Note: You can quit QEMU by typing Ctrl-A x. Other useful information on running QEMU can be found in the Espressif wiki at wiki.

${SRC_HOME}/qemu/build/qemu-system-xtensa -nographic \
-machine esp32 \
-drive file=${PROJ_HOME}/qemu_flash.bin,if=mtd,format=raw \
-drive file=${PROJ_HOME}/qemu_efuse.bin,if=none,format=raw,id=efuse \
-global driver=nvram.esp32.efuse,property=drive,value=efuse

qemu-system-xtensa hello world output


Debugging firmware in QEMU is actually pretty straight forward, only requiring you to add the -s -S command line arguments as shown below:

${SRC_HOME}/qemu/build/qemu-system-xtensa -nographic \
-machine esp32 \
-s -S \
-drive file=${PROJ_HOME}/qemu_flash.bin,if=mtd,format=raw \
-drive file=${PROJ_HOME}/qemu_efuse.bin,if=none,format=raw,id=efuse \
-global driver=nvram.esp32.efuse,property=drive,value=efuse

QEMU will wait for your debugger to attach before continuing, which you can do with the following command:

xtensa-esp32-elf-gdb ${PROJ_HOME}/build/hello_world.elf \
-ex "target remote :1234" \
-ex "monitor system_reset" \
-ex "tb app_main" \
-ex "c"

If everything goes well you’ll be single-stepping in no time:

xtensa-esp32-elf-gdb example


In this post we’ve shared how to set up a useful audit environment for security researchers interested in learning more about ESP32 and the esp-idf framework. Navigating complex code-bases with many compile-time options becomes a refreshingly smoother process using the configured language server. In some instances where a vulnerability is discovered or runtime debugging would be useful, it’s also possible to run your ESP32 firmware in QEMU, which comes with a bunch of additional advantages.

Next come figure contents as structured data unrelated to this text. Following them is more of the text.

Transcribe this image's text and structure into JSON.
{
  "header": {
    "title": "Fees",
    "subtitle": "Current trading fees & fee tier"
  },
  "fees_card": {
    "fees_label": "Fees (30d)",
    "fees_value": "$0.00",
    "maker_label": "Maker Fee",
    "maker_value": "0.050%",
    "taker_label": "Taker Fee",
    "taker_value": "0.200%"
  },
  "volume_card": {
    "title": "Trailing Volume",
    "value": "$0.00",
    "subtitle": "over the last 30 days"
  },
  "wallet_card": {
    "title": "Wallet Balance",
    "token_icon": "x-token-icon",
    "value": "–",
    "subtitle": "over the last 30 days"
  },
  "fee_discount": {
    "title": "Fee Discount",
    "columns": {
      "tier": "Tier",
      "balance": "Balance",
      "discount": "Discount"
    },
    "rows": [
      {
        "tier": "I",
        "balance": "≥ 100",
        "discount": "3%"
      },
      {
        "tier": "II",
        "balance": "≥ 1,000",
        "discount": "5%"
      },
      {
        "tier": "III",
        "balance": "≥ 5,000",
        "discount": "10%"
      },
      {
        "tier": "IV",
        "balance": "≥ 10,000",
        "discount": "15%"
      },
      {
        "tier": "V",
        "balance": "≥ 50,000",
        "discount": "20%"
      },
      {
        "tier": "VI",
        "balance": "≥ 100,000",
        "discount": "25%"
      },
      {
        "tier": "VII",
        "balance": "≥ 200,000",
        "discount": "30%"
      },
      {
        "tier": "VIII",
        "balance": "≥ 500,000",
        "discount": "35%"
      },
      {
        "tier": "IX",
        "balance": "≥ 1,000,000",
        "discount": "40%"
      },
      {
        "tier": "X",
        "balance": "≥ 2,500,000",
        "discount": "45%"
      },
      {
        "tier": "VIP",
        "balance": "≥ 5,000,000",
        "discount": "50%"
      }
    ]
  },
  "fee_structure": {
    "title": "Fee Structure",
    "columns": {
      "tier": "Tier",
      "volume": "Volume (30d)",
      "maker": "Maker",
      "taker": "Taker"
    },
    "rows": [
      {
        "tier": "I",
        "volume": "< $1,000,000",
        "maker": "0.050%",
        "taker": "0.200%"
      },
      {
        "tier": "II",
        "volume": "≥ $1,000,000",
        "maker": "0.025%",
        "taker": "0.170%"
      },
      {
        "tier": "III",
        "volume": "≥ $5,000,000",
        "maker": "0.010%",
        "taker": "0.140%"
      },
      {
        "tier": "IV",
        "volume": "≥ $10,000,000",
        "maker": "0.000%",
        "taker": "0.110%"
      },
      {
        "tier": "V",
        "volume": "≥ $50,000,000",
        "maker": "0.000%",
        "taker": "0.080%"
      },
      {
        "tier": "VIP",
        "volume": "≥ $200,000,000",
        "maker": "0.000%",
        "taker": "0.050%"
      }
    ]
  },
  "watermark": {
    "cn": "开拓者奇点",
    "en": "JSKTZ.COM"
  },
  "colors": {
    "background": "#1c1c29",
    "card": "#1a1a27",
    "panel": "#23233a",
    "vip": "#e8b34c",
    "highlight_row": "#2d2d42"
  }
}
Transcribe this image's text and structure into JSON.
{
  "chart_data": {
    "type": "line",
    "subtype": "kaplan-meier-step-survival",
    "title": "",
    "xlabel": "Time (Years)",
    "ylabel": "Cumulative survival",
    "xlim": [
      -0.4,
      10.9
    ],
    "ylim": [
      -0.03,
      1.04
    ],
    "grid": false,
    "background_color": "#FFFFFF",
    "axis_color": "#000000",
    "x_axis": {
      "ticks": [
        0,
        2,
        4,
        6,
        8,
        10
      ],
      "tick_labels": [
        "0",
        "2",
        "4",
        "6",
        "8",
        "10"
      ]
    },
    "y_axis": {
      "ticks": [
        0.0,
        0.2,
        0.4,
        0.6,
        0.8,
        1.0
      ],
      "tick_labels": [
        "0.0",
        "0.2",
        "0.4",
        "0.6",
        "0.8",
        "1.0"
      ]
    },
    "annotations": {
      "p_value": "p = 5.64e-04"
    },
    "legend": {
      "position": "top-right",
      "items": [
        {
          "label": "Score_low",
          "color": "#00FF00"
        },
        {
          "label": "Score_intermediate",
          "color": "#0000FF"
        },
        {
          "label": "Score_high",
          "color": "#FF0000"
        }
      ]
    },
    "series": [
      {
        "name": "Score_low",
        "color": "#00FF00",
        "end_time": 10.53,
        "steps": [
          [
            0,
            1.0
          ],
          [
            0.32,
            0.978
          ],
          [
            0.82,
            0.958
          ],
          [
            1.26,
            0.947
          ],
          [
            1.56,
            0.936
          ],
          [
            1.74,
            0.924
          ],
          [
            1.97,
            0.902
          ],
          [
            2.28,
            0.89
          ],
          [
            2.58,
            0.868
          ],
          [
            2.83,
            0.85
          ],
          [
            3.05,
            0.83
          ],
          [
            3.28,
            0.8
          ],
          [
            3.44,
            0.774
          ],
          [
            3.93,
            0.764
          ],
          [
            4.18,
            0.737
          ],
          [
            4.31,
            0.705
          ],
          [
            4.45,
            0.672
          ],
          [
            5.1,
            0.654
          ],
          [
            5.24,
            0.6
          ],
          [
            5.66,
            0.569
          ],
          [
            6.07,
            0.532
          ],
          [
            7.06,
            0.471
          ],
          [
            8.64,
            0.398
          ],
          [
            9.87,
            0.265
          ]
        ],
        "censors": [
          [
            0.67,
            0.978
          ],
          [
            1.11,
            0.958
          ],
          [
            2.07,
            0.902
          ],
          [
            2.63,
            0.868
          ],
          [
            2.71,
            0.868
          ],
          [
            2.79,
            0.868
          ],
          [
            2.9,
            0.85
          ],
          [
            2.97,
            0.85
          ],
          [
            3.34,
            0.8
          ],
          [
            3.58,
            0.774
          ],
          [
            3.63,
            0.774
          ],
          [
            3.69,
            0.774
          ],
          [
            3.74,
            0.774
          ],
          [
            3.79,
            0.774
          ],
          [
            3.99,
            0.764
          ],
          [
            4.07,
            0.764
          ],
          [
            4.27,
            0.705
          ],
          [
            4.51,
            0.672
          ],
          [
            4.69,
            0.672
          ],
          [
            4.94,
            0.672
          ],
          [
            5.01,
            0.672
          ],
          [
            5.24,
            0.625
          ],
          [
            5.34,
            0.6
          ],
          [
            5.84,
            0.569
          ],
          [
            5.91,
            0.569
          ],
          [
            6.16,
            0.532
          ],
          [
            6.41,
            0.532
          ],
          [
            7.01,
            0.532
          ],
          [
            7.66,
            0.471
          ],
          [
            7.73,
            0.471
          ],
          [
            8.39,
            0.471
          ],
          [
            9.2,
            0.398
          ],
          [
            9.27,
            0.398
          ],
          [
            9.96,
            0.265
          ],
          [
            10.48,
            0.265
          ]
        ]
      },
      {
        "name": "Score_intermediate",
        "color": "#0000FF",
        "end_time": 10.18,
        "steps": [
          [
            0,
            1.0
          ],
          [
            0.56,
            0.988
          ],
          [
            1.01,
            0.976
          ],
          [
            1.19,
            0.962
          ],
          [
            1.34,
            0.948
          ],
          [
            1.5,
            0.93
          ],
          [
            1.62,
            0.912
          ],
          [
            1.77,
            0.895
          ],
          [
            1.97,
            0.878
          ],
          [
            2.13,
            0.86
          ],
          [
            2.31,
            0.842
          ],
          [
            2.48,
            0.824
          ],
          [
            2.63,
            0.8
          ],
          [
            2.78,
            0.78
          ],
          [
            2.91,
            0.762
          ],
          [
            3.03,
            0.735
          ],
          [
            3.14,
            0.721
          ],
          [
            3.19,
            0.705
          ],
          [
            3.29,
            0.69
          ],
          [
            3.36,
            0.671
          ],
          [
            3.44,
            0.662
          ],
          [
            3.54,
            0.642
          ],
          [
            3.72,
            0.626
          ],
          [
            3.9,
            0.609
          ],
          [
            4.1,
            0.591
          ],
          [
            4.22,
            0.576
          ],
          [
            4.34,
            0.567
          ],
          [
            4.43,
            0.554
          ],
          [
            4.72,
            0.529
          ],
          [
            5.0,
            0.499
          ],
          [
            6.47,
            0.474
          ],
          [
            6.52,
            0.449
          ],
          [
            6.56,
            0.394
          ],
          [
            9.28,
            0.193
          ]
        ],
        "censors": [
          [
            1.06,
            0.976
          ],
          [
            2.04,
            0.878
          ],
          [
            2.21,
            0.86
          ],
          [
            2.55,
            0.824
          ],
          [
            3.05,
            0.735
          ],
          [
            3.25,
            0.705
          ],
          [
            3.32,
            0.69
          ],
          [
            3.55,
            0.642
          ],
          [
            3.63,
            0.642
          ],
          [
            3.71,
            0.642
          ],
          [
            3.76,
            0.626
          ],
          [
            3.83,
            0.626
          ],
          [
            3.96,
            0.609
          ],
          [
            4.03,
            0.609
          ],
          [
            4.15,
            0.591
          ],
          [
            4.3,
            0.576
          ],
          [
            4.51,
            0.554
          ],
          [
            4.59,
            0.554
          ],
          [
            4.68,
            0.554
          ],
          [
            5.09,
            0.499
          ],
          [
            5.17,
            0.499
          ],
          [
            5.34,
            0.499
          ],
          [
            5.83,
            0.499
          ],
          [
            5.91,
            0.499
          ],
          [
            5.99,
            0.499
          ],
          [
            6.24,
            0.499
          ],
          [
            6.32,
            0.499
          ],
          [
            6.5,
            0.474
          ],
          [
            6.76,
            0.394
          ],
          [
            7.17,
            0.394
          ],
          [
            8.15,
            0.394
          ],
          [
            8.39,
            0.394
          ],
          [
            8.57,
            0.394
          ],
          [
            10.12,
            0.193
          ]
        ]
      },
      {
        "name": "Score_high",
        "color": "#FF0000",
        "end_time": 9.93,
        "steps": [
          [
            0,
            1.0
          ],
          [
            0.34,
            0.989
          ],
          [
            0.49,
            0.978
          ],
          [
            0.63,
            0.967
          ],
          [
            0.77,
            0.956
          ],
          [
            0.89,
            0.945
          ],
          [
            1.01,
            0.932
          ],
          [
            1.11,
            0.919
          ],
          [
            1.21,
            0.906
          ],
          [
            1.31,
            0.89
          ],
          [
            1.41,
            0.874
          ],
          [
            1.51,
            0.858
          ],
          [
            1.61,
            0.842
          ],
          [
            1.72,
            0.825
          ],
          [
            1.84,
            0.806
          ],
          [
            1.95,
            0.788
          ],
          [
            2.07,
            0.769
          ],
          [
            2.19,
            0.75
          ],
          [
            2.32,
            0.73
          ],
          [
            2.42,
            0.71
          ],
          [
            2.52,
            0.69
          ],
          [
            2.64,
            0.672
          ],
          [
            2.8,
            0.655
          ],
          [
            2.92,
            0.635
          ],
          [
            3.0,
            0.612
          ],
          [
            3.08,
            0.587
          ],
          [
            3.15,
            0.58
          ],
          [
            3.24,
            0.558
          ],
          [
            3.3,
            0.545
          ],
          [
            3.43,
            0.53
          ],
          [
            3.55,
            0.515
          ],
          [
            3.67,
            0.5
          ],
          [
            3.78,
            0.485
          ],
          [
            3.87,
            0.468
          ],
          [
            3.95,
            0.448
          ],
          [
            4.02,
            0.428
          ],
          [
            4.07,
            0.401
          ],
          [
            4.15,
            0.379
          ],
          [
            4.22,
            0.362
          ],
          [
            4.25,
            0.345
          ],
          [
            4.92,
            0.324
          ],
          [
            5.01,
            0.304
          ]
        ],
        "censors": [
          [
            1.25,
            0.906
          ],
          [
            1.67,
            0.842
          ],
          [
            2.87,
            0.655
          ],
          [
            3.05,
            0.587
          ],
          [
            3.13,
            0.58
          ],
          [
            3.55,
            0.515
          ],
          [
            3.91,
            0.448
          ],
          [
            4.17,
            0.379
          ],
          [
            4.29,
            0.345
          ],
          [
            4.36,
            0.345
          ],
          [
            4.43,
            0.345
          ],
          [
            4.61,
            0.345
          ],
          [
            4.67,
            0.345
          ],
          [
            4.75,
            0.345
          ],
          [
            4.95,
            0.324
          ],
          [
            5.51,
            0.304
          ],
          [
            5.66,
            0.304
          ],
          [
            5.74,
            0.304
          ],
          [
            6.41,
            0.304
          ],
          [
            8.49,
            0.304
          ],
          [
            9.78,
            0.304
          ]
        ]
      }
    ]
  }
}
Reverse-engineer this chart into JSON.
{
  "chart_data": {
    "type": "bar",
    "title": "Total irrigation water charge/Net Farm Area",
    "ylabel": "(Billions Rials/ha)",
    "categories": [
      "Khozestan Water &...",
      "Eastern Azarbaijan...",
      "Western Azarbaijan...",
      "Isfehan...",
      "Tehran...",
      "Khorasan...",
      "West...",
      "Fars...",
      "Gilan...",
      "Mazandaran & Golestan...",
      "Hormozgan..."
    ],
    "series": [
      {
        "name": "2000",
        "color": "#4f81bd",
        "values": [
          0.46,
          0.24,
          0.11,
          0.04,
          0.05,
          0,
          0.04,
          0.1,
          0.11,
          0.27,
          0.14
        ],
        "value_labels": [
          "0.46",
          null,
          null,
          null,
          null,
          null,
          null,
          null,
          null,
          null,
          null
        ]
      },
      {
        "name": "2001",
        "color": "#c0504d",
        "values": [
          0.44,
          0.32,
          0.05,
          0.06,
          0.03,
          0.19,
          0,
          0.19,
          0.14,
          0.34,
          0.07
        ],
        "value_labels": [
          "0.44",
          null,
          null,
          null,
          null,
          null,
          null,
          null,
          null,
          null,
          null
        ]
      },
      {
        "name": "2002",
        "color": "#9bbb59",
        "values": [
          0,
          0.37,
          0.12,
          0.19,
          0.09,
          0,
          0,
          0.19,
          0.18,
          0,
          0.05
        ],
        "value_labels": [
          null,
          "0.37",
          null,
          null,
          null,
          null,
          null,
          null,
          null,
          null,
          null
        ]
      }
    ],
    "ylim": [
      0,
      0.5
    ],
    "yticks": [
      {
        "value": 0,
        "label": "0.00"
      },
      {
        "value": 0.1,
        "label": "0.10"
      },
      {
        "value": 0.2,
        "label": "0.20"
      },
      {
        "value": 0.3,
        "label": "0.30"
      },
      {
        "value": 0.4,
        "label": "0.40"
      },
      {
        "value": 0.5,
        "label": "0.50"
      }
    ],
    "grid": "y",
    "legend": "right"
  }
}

It’s worth noting that it’s possible to use QEMU to emulate firmware pulled directly from external flash of arbitrary ESP32 devices. This provides lots of advantages for bug hunting, for example one could use nbdkit to Person-in-the-middle (PITM) flash access in the pursuit of finding TOCTOU issues.

That’s all for now folks, thanks for reading and happy hacking!